Experts told me that even as wages for truckers have declined, shipping and logistics companies are increasing their rates. But that hasn’t really trickled down to the truck drivers’ pockets. “The trucking companies fight over the scraps. And the drivers fight over the scraps left over after the trucking companies fight over it. All of this cascades down, and the most powerful party here is always the one to win,” Belzer said.
And, he added, when it came to truckers: “Because of where they stand in the power relations throughout the supply chain, they’re the least powerful people.”
Experts and those involved in the trucking industry said wages for truckers have ticked up because of the labor demand in this stage of the pandemic, just as they have in other parts of the labor market in the US. There may be good signing bonuses to be had, too. But truckers don’t have a say in the routes they drive, or how long it takes for their cargo to be offloaded at a port. The job remains difficult, and it might not be enough.
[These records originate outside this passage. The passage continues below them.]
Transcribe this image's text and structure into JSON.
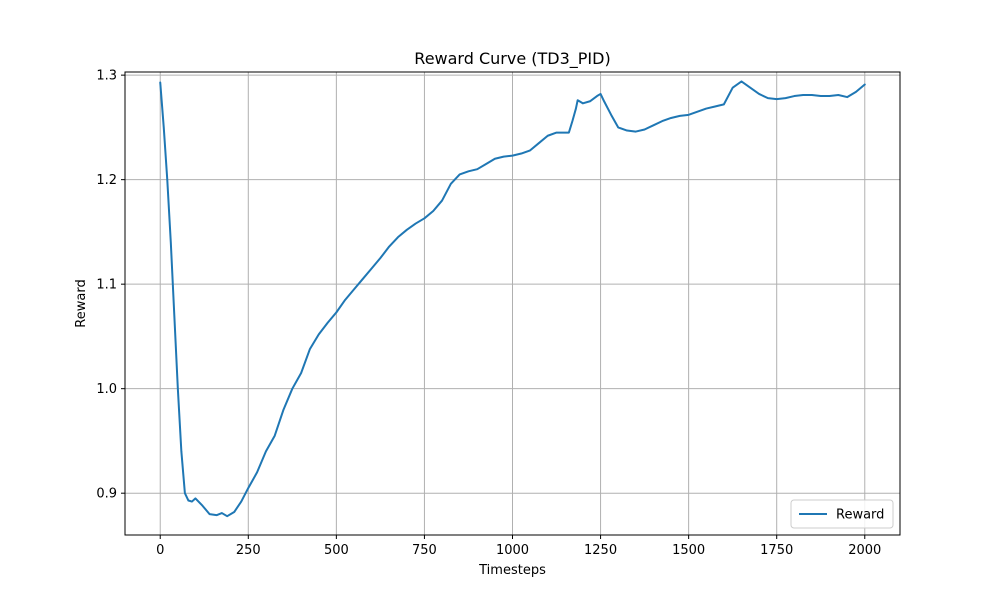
{
  "chart_data": {
    "type": "line",
    "title": "Reward Curve (TD3_PID)",
    "xlabel": "Timesteps",
    "ylabel": "Reward",
    "xlim": [
      -100,
      2100
    ],
    "ylim": [
      0.86,
      1.303
    ],
    "xticks": [
      0,
      250,
      500,
      750,
      1000,
      1250,
      1500,
      1750,
      2000
    ],
    "yticks": [
      0.9,
      1.0,
      1.1,
      1.2,
      1.3
    ],
    "xtick_labels": [
      "0",
      "250",
      "500",
      "750",
      "1000",
      "1250",
      "1500",
      "1750",
      "2000"
    ],
    "ytick_labels": [
      "0.9",
      "1.0",
      "1.1",
      "1.2",
      "1.3"
    ],
    "grid": true,
    "legend": "bottom-right",
    "series": [
      {
        "name": "Reward",
        "color": "#1f77b4",
        "x": [
          0,
          10,
          20,
          30,
          40,
          50,
          60,
          70,
          80,
          90,
          100,
          120,
          140,
          160,
          175,
          190,
          210,
          230,
          250,
          275,
          300,
          325,
          350,
          375,
          400,
          425,
          450,
          475,
          500,
          525,
          550,
          575,
          600,
          625,
          650,
          675,
          700,
          725,
          750,
          775,
          800,
          825,
          850,
          875,
          900,
          925,
          950,
          975,
          1000,
          1025,
          1050,
          1075,
          1100,
          1125,
          1150,
          1160,
          1170,
          1175,
          1180,
          1185,
          1190,
          1200,
          1220,
          1240,
          1250,
          1260,
          1280,
          1300,
          1325,
          1350,
          1375,
          1400,
          1425,
          1450,
          1475,
          1500,
          1525,
          1550,
          1575,
          1600,
          1625,
          1650,
          1675,
          1700,
          1725,
          1750,
          1775,
          1800,
          1825,
          1850,
          1875,
          1900,
          1925,
          1950,
          1975,
          2000
        ],
        "y": [
          1.293,
          1.25,
          1.2,
          1.14,
          1.07,
          1.0,
          0.94,
          0.9,
          0.893,
          0.892,
          0.895,
          0.888,
          0.88,
          0.879,
          0.881,
          0.878,
          0.882,
          0.892,
          0.905,
          0.92,
          0.94,
          0.955,
          0.98,
          1.0,
          1.015,
          1.038,
          1.052,
          1.063,
          1.073,
          1.085,
          1.095,
          1.105,
          1.115,
          1.125,
          1.136,
          1.145,
          1.152,
          1.158,
          1.163,
          1.17,
          1.18,
          1.196,
          1.205,
          1.208,
          1.21,
          1.215,
          1.22,
          1.222,
          1.223,
          1.225,
          1.228,
          1.235,
          1.242,
          1.245,
          1.245,
          1.245,
          1.256,
          1.262,
          1.268,
          1.276,
          1.275,
          1.273,
          1.275,
          1.28,
          1.282,
          1.275,
          1.262,
          1.25,
          1.247,
          1.246,
          1.248,
          1.252,
          1.256,
          1.259,
          1.261,
          1.262,
          1.265,
          1.268,
          1.27,
          1.272,
          1.288,
          1.294,
          1.288,
          1.282,
          1.278,
          1.277,
          1.278,
          1.28,
          1.281,
          1.281,
          1.28,
          1.28,
          1.281,
          1.279,
          1.284,
          1.291
        ]
      }
    ]
  }
}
“It’s pretty simple,” said Joe Michel, executive director for the Alaska Trucking Association. “Pay them more, treat them better, they’ll stick around.” In the US, the Biden administration announced a trucker retention plan, which includes recruiting more veterans and studying working conditions to improve the industry. But those won’t transform the industry overnight, or be a quick fix to supply chain problems.
And these questions are arising as the omicron variant of the coronavirus surges, bringing an added uncertainty to the economy. But it’s also a reminder that we rely on truckers to deliver the surgical masks and the Lysol and the food to cook when we’re quarantining. They are the essential workers, and the question really is whether they are being treated as such.
During the lockdown, Pertz said, campaigns popped up everywhere describing truckers as heroes. “The minute the lockdowns were erased, all that disappeared again,” he said. “And my challenge is, well, these truck drivers are still stocking my supermarket, nothing has changed for them. Why aren’t they continuously promoted as heroes, and only in the situation of absolute dire needs?”